Cumpre salientar que em período anterior à da edição da Lei nº 9.032/95, a aposentadoria especial e a conversão do tempo trabalhado em atividades especiais eram concedidas em virtude da categoria profissional, conforme a classificação inserta no Anexo do Decreto nº 53.831, de 25 de março de 1964, e nos Anexos I e II do Decreto nº 83.080, de 24 de janeiro de 1979, ratificados pelo art. 292 do Decreto nº 611, de 21 de julho de 1992, o qual regulamentou, inicialmente, a Lei de Benefícios, preconizando a desnecessidade de laudo técnico da efetiva exposição aos agentes agressivos, exceto para ruído e calor.
Ou seja, a Lei nº 9.032, de 29 de abril de 1995, deu nova redação ao art. 57 da Lei de Benefícios, alterando substancialmente o seu §4º, passando a exigir a demonstração da efetiva exposição do segurado aos agentes nocivos, químicos, físicos e biológicos, de forma habitual e permanente, sendo suficiente a apresentação de formulário-padrão fornecido pela empresa. A partir de então, retirou-se do ordenamento jurídico a possibilidade do mero enquadramento da atividade do segurado em categoria profissional considerada especial, mantendo, contudo, a possibilidade de conversão do tempo de trabalho comum em especial.
Sobre o tema, precedentes do Colendo Superior Tribunal de Justiça: 6ª Turma, REsp nº 440955, Rel. Min. Paulo Gallotti, j. 18/11/2004, DJ 01/02/2005, p. 624; 6ª Turma, AgRg no REsp nº 508865, Rel. Min. Paulo Medina, j. 07/08/2003, DJ 08/09/2003, p. 374.
O Decreto nº 53.831/64 foi o primeiro a trazer a lista de atividades especiais para efeitos previdenciários, tendo como base a atividade profissional ou a exposição do segurado a agentes nocivos.
Já o Decreto nº 83.080/79 estabeleceu nova lista de atividades profissionais, agentes físicos, químicos e biológicos presumidamente nocivos à saúde, para fins de aposentadoria especial, sendo que, o Anexo I classificava as atividades de acordo com os agentes nocivos enquanto que o Anexo II trazia a classificação das atividades segundo os grupos profissionais.
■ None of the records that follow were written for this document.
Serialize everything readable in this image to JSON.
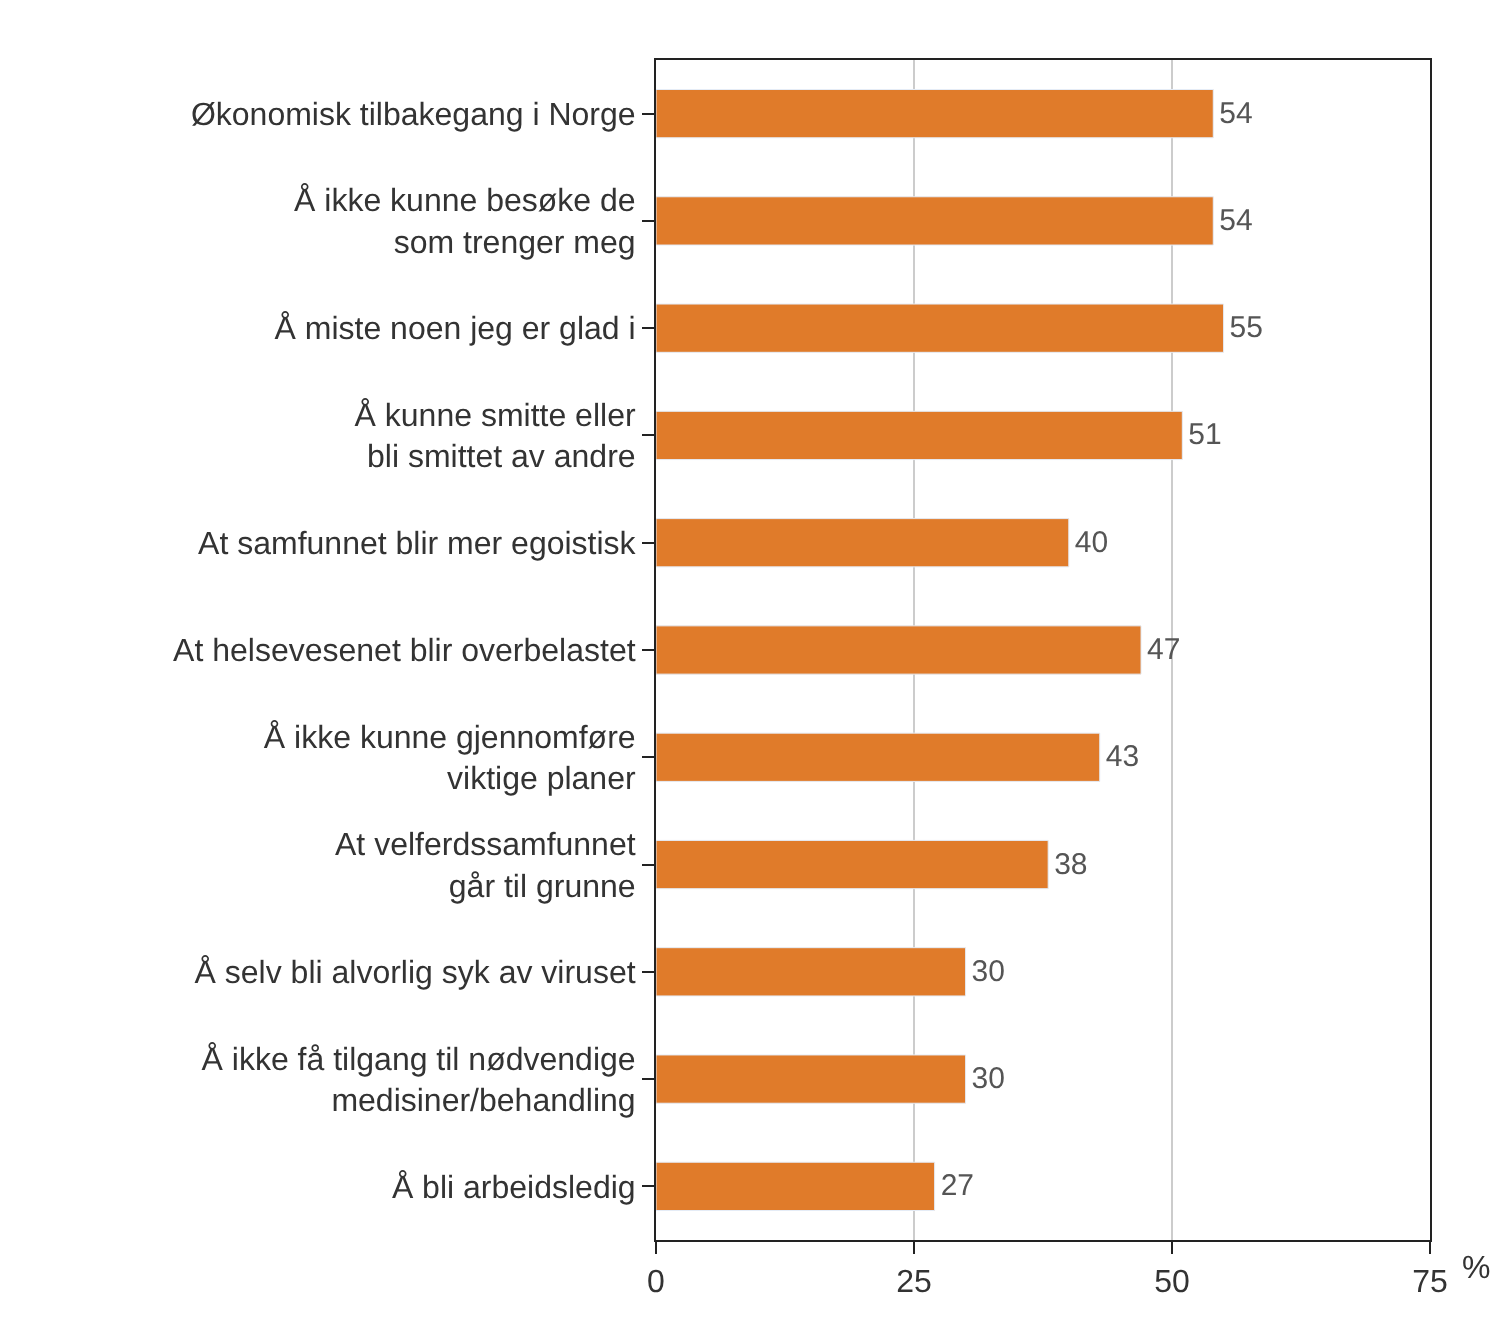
{
  "chart_data": {
    "type": "bar",
    "orientation": "horizontal",
    "xlabel": "%",
    "categories": [
      "Økonomisk tilbakegang i Norge",
      "Å ikke kunne besøke de\nsom trenger meg",
      "Å miste noen jeg er glad i",
      "Å kunne smitte eller\nbli smittet av andre",
      "At samfunnet blir mer egoistisk",
      "At helsevesenet blir overbelastet",
      "Å ikke kunne gjennomføre\nviktige planer",
      "At velferdssamfunnet\ngår til grunne",
      "Å selv bli alvorlig syk av viruset",
      "Å ikke få tilgang til nødvendige\nmedisiner/behandling",
      "Å bli arbeidsledig"
    ],
    "values": [
      54,
      54,
      55,
      51,
      40,
      47,
      43,
      38,
      30,
      30,
      27
    ],
    "color": "#e07b2a",
    "xlim": [
      0,
      75
    ],
    "xticks": [
      0,
      25,
      50,
      75
    ],
    "grid": "x",
    "data_labels": true
  }
}
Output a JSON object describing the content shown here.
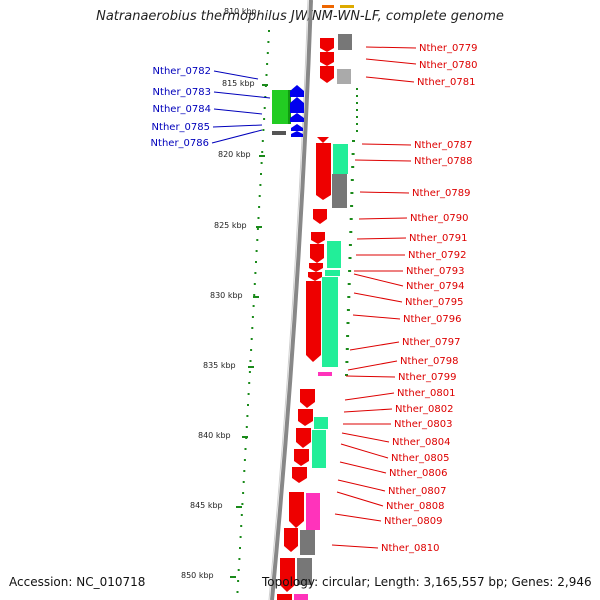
{
  "title": "Natranaerobius thermophilus JW/NM-WN-LF, complete genome",
  "footer": {
    "accession": "Accession: NC_010718",
    "summary": "Topology: circular; Length: 3,165,557 bp; Genes: 2,946"
  },
  "colors": {
    "forward_label": "#dd0000",
    "reverse_label": "#0000bb",
    "backbone": "#888888",
    "tick": "#1a8a1a",
    "gene_red": "#ee0000",
    "gene_blue": "#0000ee",
    "gene_green": "#22cc22",
    "gene_teal": "#22ee99",
    "gene_magenta": "#ff33bb",
    "gene_gray": "#777777"
  },
  "scale": {
    "top_label": "810 kbp",
    "labels": [
      "815 kbp",
      "820 kbp",
      "825 kbp",
      "830 kbp",
      "835 kbp",
      "840 kbp",
      "845 kbp",
      "850 kbp"
    ]
  },
  "reverse_genes": [
    "Nther_0782",
    "Nther_0783",
    "Nther_0784",
    "Nther_0785",
    "Nther_0786"
  ],
  "forward_genes": [
    "Nther_0779",
    "Nther_0780",
    "Nther_0781",
    "Nther_0787",
    "Nther_0788",
    "Nther_0789",
    "Nther_0790",
    "Nther_0791",
    "Nther_0792",
    "Nther_0793",
    "Nther_0794",
    "Nther_0795",
    "Nther_0796",
    "Nther_0797",
    "Nther_0798",
    "Nther_0799",
    "Nther_0801",
    "Nther_0802",
    "Nther_0803",
    "Nther_0804",
    "Nther_0805",
    "Nther_0806",
    "Nther_0807",
    "Nther_0808",
    "Nther_0809",
    "Nther_0810"
  ]
}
Em outras palavras, até 28/04/1995, é possível a qualificação da atividade laboral pela categoria profissional ou pela comprovação da exposição a agente nocivo, por qualquer modalidade de prova.
Especificamente quanto ao reconhecimento da exposição ao agente nocivo ruído, por demandar avaliação técnica, nunca prescindiu do laudo de condições ambientais.
O Quadro Anexo do Decreto nº 53.831/64, código 1.1.6, fixou o nível mínimo em 80dB. Por força do Quadro I do Anexo do Decreto nº 72.771/73, de 06/09/1973, esse nível foi elevado para 90dB.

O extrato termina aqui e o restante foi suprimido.